These packages give you a complete multi-agent orchestrator that routes user requests to the right agent based on intent confidence, manages multi-turn sessions, and isolates failing agents with circuit breakers. You would adopt them to build a production system where multiple specialized AI agents handle different tasks (like password resets, HR queries, or IT support) behind a single API endpoint, with automatic fallback and clarification when the intent is unclear. The most distinctive thing is how the packages compose around a confidence-gated decision tree—Gemini Flash classifies intent, a 5-rule engine decides whether to route, clarify, or fall back, and per-agent circuit breakers with Firestore persistence prevent cascading failures across Cloud Run instances.

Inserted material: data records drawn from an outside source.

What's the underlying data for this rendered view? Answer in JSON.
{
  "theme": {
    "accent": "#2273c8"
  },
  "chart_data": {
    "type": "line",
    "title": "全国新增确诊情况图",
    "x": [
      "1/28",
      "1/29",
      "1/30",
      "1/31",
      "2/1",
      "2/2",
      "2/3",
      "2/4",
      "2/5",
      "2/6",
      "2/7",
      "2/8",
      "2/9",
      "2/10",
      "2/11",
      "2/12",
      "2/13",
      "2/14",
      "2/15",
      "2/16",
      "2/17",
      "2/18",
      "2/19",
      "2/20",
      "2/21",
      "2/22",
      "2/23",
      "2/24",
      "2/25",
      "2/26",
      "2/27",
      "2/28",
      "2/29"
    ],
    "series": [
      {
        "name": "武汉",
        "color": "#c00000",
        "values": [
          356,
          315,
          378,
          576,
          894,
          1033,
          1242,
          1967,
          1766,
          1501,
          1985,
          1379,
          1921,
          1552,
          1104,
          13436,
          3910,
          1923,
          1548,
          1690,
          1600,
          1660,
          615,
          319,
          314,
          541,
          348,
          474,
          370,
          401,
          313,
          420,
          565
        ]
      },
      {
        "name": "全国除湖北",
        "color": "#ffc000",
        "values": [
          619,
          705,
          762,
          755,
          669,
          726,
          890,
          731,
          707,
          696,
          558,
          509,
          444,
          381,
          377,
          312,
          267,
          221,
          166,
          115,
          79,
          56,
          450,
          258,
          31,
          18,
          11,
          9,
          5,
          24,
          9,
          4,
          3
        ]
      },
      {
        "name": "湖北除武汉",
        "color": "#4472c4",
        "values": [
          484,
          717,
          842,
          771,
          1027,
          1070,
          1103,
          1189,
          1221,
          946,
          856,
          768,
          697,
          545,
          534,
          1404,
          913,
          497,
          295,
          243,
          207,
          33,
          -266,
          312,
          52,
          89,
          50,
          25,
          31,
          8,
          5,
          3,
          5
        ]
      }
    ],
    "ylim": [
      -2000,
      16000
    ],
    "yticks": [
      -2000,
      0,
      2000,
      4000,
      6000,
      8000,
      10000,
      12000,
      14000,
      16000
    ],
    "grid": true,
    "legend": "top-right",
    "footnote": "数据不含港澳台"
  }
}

A Zod-schema and TypeScript type package that defines the core domain entities, request/response shapes, and environment configuration for the agent-mesh multi-agent orchestrator ecosystem. It exports 15+ validated schemas and types (e.g., `IncomingRequestSchema`, `ContextPacketSchema`, `CircuitBreakerStateSchema`) along with shared constants, with `zod` as its only runtime dependency.
A Gemini Flash intent classifier that maps user requests to registered agents, returning a `ClassifierOutput` with agent ID, confidence score, and detected language. It dynamically builds prompts from an agent registry and falls back to a keyword-based mock classifier when Gemini is unavailable.
A decision engine that evaluates classifier output against agent thresholds using a 5-rule decision tree to route requests, ask for clarification, or fall back to a default agent. It exports `evaluateConfidenceGate` (the main routing function), `generateClarificationQuestion`, and a singleton `clarificationCache` with LRU/TTL semantics, and is designed to work with the agent-mesh orchestrator's agent registry.
An Express middleware pipeline that provides a `/v1/request` endpoint for orchestrating agent dispatch, including authentication, rate limiting, TLS enforcement, health checks, and Slack profile resolution.
Exposes the agent-mesh orchestrator as an MCP-compliant agent by providing Express middleware (`mcpMiddleware`), JSON-RPC 2.0 handlers, and SSE transport for legacy client compatibility. Depends on `@reaatech/agent-mesh` and Express at runtime.
A structured observability layer for the agent-mesh orchestrator, providing Winston-powered JSON logging with automatic PII redaction, OpenTelemetry tracing and metrics (histograms, counters), and audit event logging for compliance. Exports a default `logger`, a `createChildLogger` factory for request-scoped context, and metric recording functions like `recordSessionLookupDuration` and `recordAgentDispatchDuration`.
A YAML-based agent registry loader that parses, validates (with Zod), and hot-reloads agent configurations via SIGHUP, exposing a thread-safe singleton with atomic-swap semantics and SSRF-safe URL validation.
A Zod-validated MCP dispatch layer that routes requests to registered agents via StreamableHTTP transport, managing connection pooling, circuit breakers, retries, and timeouts per agent. Exports `dispatchToAgent` as the main entry point, along with turn-history helpers and a singleton MCP client factory.
Firestore-backed session management for the agent-mesh orchestrator, providing functions (`createSession`, `getActiveSession`, `appendTurn`, `closeSession`, `resumeSession`) to create, persist, and resume multi-turn conversation state with sliding TTL, turn history, and workflow state passthrough.
A per-agent circuit breaker with Firestore-backed persistence and leader-elected cross-instance state synchronization, exposed as a singleton object with synchronous methods (`canCall`, `recordSuccess`, `recordFailure`) plus async persistence lifecycle functions (`startCircuitBreakerPersistence`, `stopCircuitBreakerPersistence`). Depends on Firestore at runtime for distributed state coordination across Cloud Run instances.